Ed è proprio questo di cui parla Birdman in modo confuso, emotivo e totalmente istintivo: della recita della nostra vita, l’apparenza di noi stessi filtrata dallo sguardo degli altri, insomma della nostra ‘reputazione’, quel doppio io che la nostra immagine negli occhi degli altri rifrange intorno a noi, e della confusione che questo nostro doppio provoca in noi, quell’io sociale, quell’apparenza di noi che ci ossessiona tutta la vita, che a volte ci sembra pura illusione e che è invece la parte più profonda di noi stessi.

Riggan Thompson, il protagonista (Michael Keaton) sta cercando una nuova partenza nella sua carriera, vent’anni dopo essere stato Birdman per ben tre volte a Hollywood. Lo troviamo immerso in una ricerca di autenticità, deciso a misurarsi con la ‘vera arte’ in un teatro fatiscente ma prestigioso di Broadway dove la sua fama non è riconosciuta dagli altri attori, in particolare un veterano di Broadway, il competitivo e istrionico Mike (Edward Norton), che gli ruba la scena, gli suggerisce tagli al testo, seduce sua figlia, insomma, cerca di umiliarlo in tutti i modi convinto com’è che la popolarità di Hollywood non sia che la “cugina puttanella del prestigio”, quello vero, che si guadagna sudando sui palchi scalcinati di New York.
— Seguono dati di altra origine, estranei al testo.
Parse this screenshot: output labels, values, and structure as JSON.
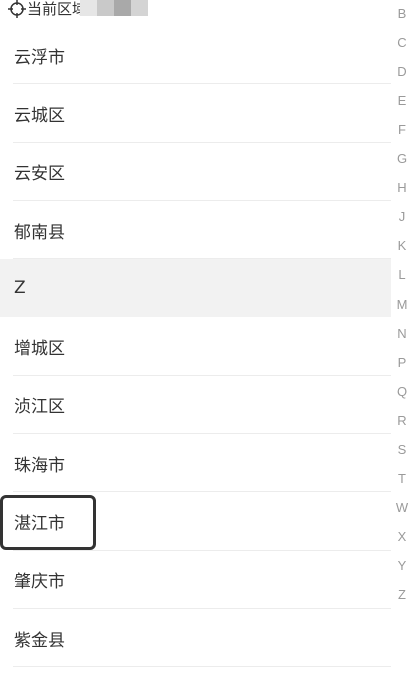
{
  "current_location": {
    "icon": "locate-icon",
    "label": "当前区域"
  },
  "list": {
    "rows": [
      {
        "type": "city",
        "label": "云浮市"
      },
      {
        "type": "city",
        "label": "云城区"
      },
      {
        "type": "city",
        "label": "云安区"
      },
      {
        "type": "city",
        "label": "郁南县"
      },
      {
        "type": "header",
        "label": "Z"
      },
      {
        "type": "city",
        "label": "增城区"
      },
      {
        "type": "city",
        "label": "浈江区"
      },
      {
        "type": "city",
        "label": "珠海市"
      },
      {
        "type": "city",
        "label": "湛江市"
      },
      {
        "type": "city",
        "label": "肇庆市"
      },
      {
        "type": "city",
        "label": "紫金县"
      }
    ]
  },
  "index_bar": {
    "letters": [
      "B",
      "C",
      "D",
      "E",
      "F",
      "G",
      "H",
      "J",
      "K",
      "L",
      "M",
      "N",
      "P",
      "Q",
      "R",
      "S",
      "T",
      "W",
      "X",
      "Y",
      "Z"
    ]
  },
  "colors": {
    "text": "#333333",
    "index_text": "#9a9a9a",
    "header_bg": "#f2f2f2",
    "divider": "#ececec",
    "highlight_border": "#333333"
  }
}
Sullo specchio del suo camerino, Riggan ha appeso una citazione: “A thing is a thing and not what is said of that thing”. “Una cosa è una cosa e non quel che si dice di quella cosa”. Come per convincersi che ci sia una distinzione tra realtà e apparenza, tra io vero e io sociale, pubblico, tra noi stessi e la nostra reputazione. E invece non c’è. Il suo doppio io, la voce di Birdman, lo perseguita suggerendogli di credere nell’ipertrofica immagine di sé che il successo da supereroe gli ha incollato addosso. Lo provoca, lo richiama come il canto delle sirene al suo altro io, quello costruito dallo sguardo degli altri. Riggan resiste, combatte e infine cede: non c’è un io vero e un io inautentico. Siamo quello che gli altri dicono che siamo. E basta. Non c’è identità profonda, non esiste un fondo solo nostro di noi stessi, un io reale cui appigliarsi fuori dai mille specchi che ci confondono e rifrangono la nostra immagine. Non esistiamo al di fuori da ciò che si dice di noi.
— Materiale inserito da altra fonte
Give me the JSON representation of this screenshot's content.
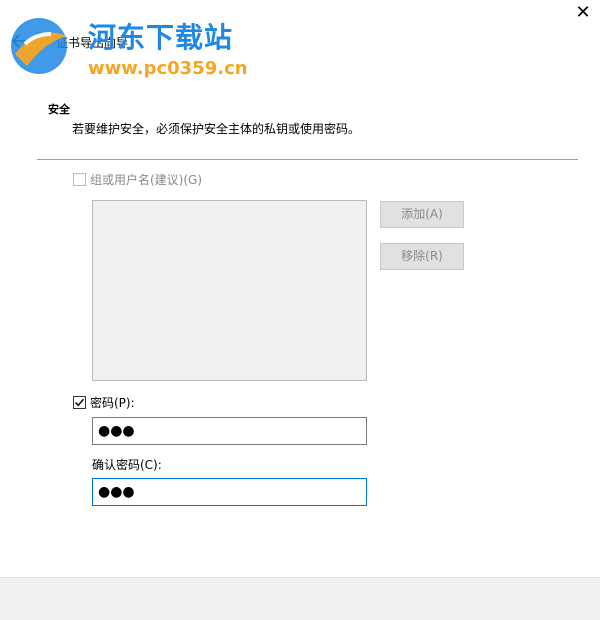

Così Sam, la figlia ribelle (Emma Stone) lo canzona per la sua vanagloria, per la sua paura di scomparire, di non esistere più, di non essere importante. Figlia di una generazione intossicata dai social media, l’unica esistenza che lei riconosce è quella filtrata da Facebook, Twitter e YouTube, dove un video di un’imbarazzante corsa in mutande davanti teatro dell’ex supereroe catalizza in meno di un’ora più di trecentocinquantamila curiosi.
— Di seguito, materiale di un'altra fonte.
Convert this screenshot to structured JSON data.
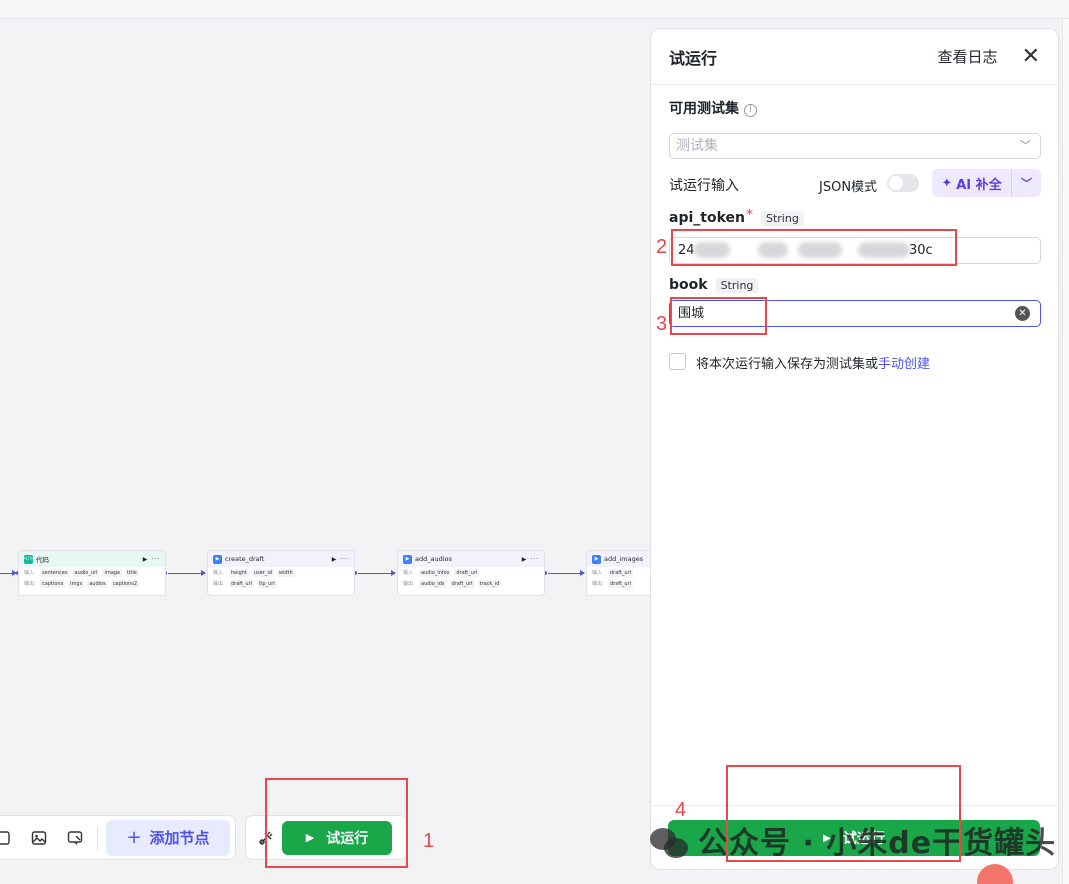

Chi è Riggan Thompson/Michael Keaton allora? Il supereroe di Hollywood (non dimentichiamo che Michael Keaton fu più di 25 anni fa l’insuperabile Batman di Tim Burton), o l’attore autenticamente appassionato al suo mestiere, che ricevette il primo incoraggiamento da ragazzo, in una performance teatrale all’università, proprio da quel Carver che decide oggi di mettere in scena? Cosa vuole veramente?Tu confondi l’amore con l’ammirazione” gli rimprovera la ex moglie. Ma qual è la differenza? Di cosa parliamo quando parliamo di ammirazione, riconoscimento, di esistere per gli altri? Non parliamo di amore forse? Perché se gli altri non ci vedono, non ci rinviano la nostra immagine, noi semplicemente non esistiamo. Perché l’amore, come l’ammirazione, è essere se stessi attraverso gli altri.

Riggan cerca la verità fino a perdere la ragione. Si perde proprio a poche ore della prima, vagando confuso per le strade di New York, dove un vecchio attore ubriaco gli ricorda, recitando Macbeth, che “la vita è solo un’ombra che cammina, un povero attore che si pavoneggia sulla scena e poi non si sente più nulla”. Eppure quel perdersi nella ricerca della verità, fino al punto di usare una vera pistola in scena, è il trionfo dell’illusione, del suo io sognato, dell’immagine sulla realtà. Perché, mai come oggi, una cosa non è altro che ciò che si dice di quella cosa. Ed è questa l’intuizione metafisica geniale del regista Iñàrritu: la voce di Birdman che perseguita Riggan ha ragione. Non c’è altra verità che quella proiettata infinitamente dagli specchi sociali. E’ l’unico modo di esistenza che abbiamo. E difatti proprio alla fine il ‘suicidio’ di Riggan è la sua ‘transustanziazione’ da corpo in carne ed ossa a creatura pura e volatile, perfetta resurrezione nel regno vittorioso dell’apparenza.

Esistere è esistere negli occhi degli altri. E’ questo di cui parla Birdman ed è questo di cui parla Carver quando si chiede di cosa parliamo quando parliamo d’amore.